ECB’s Acts to Contain War Inflation
Source: Trading Economics
Here are five key takeaways from the monetary policy statement and Lagarde’s press briefing that could have implications for the markets:
Inflation Seen Spiraling Upwards
The ECB raised its headline inflation forecasts to 3% for 2026 and 2.3% for 2027. The core inflation, excluding food and energy, is estimated at 2.5% for 2026 as well as 2027, up from the mid-March forecast of 2.3% and 2.2%, respectively.
The central bank attributed the higher inflation forecast to staff’s expectations that higher energy prices, which, to some extent, potentially feed into food, goods and services inflation. Lagarde confirmed the same at the press conference, stating that the broadening of inflationary pressures and indirect effects primarily led to Thursday’s hike.
Growth Risks are Mounting
The GDP growth forecast for 2026, 2027 and 2028 were trimmed to 0.8%, 1.2% and 1.5%, respectively, from 0.9%, 1.3% and 1.4%, respectively. ING strategist Carsten Brzeski sees downside risks to ECB’s growth forecast, given its assumptions have not factored in recent downward revision to first-quarter growth.
The combination of downgraded growth forecasts and higher inflation expectations suggest aggressive rate hikes are not in the offing, which probably explains the weakness in the EUR/USD pair.
Euro Falls on ECB Move
Source: TradingView
ECB Unduly Worried About Second-Round Inflation Effects
Lagarde mentioned in the press conference that the war in the Middle East remains a major source of uncertainty. “The longer energy prices stay high, the more likely they are to drive up broader inflation through indirect and second-round effects,” she said, adding that the central bank will watch out for how inflationary pressure feeds through to price and wage-setting, inflation expectations and overall economic dynamics.

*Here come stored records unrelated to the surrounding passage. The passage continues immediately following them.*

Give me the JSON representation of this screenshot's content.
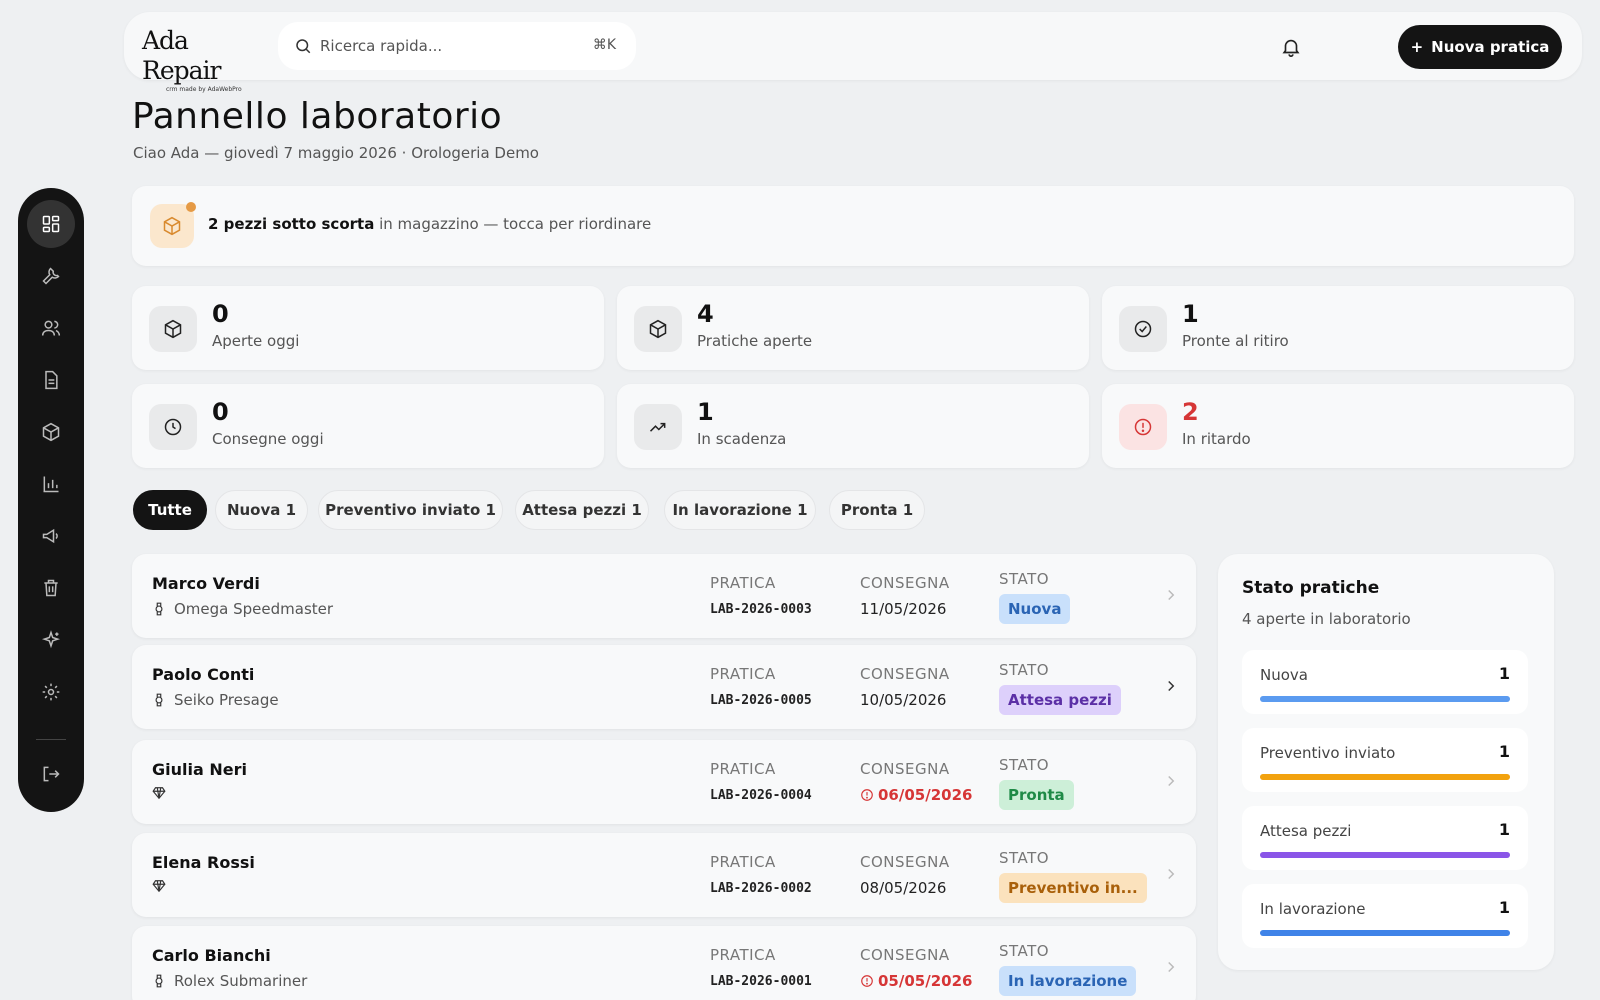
{
  "brand": {
    "name": "Ada Repair",
    "tagline": "crm made by AdaWebPro"
  },
  "search": {
    "placeholder": "Ricerca rapida...",
    "shortcut": "⌘K"
  },
  "header": {
    "new_button": "Nuova pratica"
  },
  "sidebar": {
    "items": [
      {
        "icon": "dashboard-icon",
        "active": true
      },
      {
        "icon": "wrench-icon"
      },
      {
        "icon": "users-icon"
      },
      {
        "icon": "document-icon"
      },
      {
        "icon": "box-icon"
      },
      {
        "icon": "chart-icon"
      },
      {
        "icon": "megaphone-icon"
      },
      {
        "icon": "trash-icon"
      },
      {
        "icon": "sparkle-icon"
      },
      {
        "icon": "gear-icon"
      },
      {
        "icon": "logout-icon"
      }
    ]
  },
  "page": {
    "title": "Pannello laboratorio",
    "subtitle": "Ciao Ada — giovedì 7 maggio 2026 · Orologeria Demo"
  },
  "alert": {
    "bold": "2 pezzi sotto scorta",
    "rest": " in magazzino — tocca per riordinare"
  },
  "stats": [
    {
      "value": "0",
      "label": "Aperte oggi",
      "icon": "box-icon"
    },
    {
      "value": "4",
      "label": "Pratiche aperte",
      "icon": "box-icon"
    },
    {
      "value": "1",
      "label": "Pronte al ritiro",
      "icon": "check-circle-icon"
    },
    {
      "value": "0",
      "label": "Consegne oggi",
      "icon": "clock-icon"
    },
    {
      "value": "1",
      "label": "In scadenza",
      "icon": "trend-up-icon"
    },
    {
      "value": "2",
      "label": "In ritardo",
      "icon": "alert-circle-icon",
      "color": "#d63636"
    }
  ],
  "filters": [
    {
      "label": "Tutte",
      "active": true
    },
    {
      "label": "Nuova 1"
    },
    {
      "label": "Preventivo inviato 1"
    },
    {
      "label": "Attesa pezzi 1"
    },
    {
      "label": "In lavorazione 1"
    },
    {
      "label": "Pronta 1"
    }
  ],
  "columns": {
    "ref": "PRATICA",
    "delivery": "CONSEGNA",
    "status": "STATO"
  },
  "rows": [
    {
      "client": "Marco Verdi",
      "model": "Omega Speedmaster",
      "ref": "LAB-2026-0003",
      "delivery": "11/05/2026",
      "late": false,
      "status": "Nuova",
      "status_bg": "#c9e0fb",
      "status_fg": "#2a64b4"
    },
    {
      "client": "Paolo Conti",
      "model": "Seiko Presage",
      "ref": "LAB-2026-0005",
      "delivery": "10/05/2026",
      "late": false,
      "status": "Attesa pezzi",
      "status_bg": "#ddd0fb",
      "status_fg": "#5b2fa6"
    },
    {
      "client": "Giulia Neri",
      "model": "",
      "ref": "LAB-2026-0004",
      "delivery": "06/05/2026",
      "late": true,
      "status": "Pronta",
      "status_bg": "#cdefd8",
      "status_fg": "#1f8a47"
    },
    {
      "client": "Elena Rossi",
      "model": "",
      "ref": "LAB-2026-0002",
      "delivery": "08/05/2026",
      "late": false,
      "status": "Preventivo in...",
      "status_bg": "#fbe2bd",
      "status_fg": "#a9600a"
    },
    {
      "client": "Carlo Bianchi",
      "model": "Rolex Submariner",
      "ref": "LAB-2026-0001",
      "delivery": "05/05/2026",
      "late": true,
      "status": "In lavorazione",
      "status_bg": "#c9e0fb",
      "status_fg": "#2a64b4"
    }
  ],
  "panel": {
    "title": "Stato pratiche",
    "subtitle": "4 aperte in laboratorio",
    "items": [
      {
        "name": "Nuova",
        "count": "1",
        "color": "#5b9bf0",
        "fill": 1.0
      },
      {
        "name": "Preventivo inviato",
        "count": "1",
        "color": "#f2a20e",
        "fill": 1.0
      },
      {
        "name": "Attesa pezzi",
        "count": "1",
        "color": "#8a55e8",
        "fill": 1.0
      },
      {
        "name": "In lavorazione",
        "count": "1",
        "color": "#3f83e8",
        "fill": 1.0
      }
    ]
  }
}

The messaging is that the ECB wants to prevent a temporary oil shock from becoming a broader inflation problem.
The message is supportive of eurozone bond yields, as investors reassess the risk that the ECB may need to maintain a restrictive policy stance for longer than previously expected.
The Labor Market Remains the Economy's Main Buffer
Despite slowing growth, the ECB highlighted that the labor market remains relatively resilient, with unemployment near historic lows. However, Lagarde acknowledged that businesses and households increasingly expect labor market conditions to weaken.
No Pre-Commitment on Future Rate Moves
Lagarde reiterated that policy decisions will remain data-dependent and made on a meeting-by-meeting basis. The ECB deliberately avoided signaling a predetermined path for interest rates.
Strategist Says June Hike May Not Be a One-Off
ING’s Brzeski said a second hike could be in the offing, either in July or September, premising on ECB’s emphasis on broadening inflationary pressures and broadening indirect effects from higher energy prices. That said, the repetition of the data-dependent stance and meeting-by-meeting approach and Lagarde’s comments on the different macro scenarios suggests rate hikes may not be guaranteed.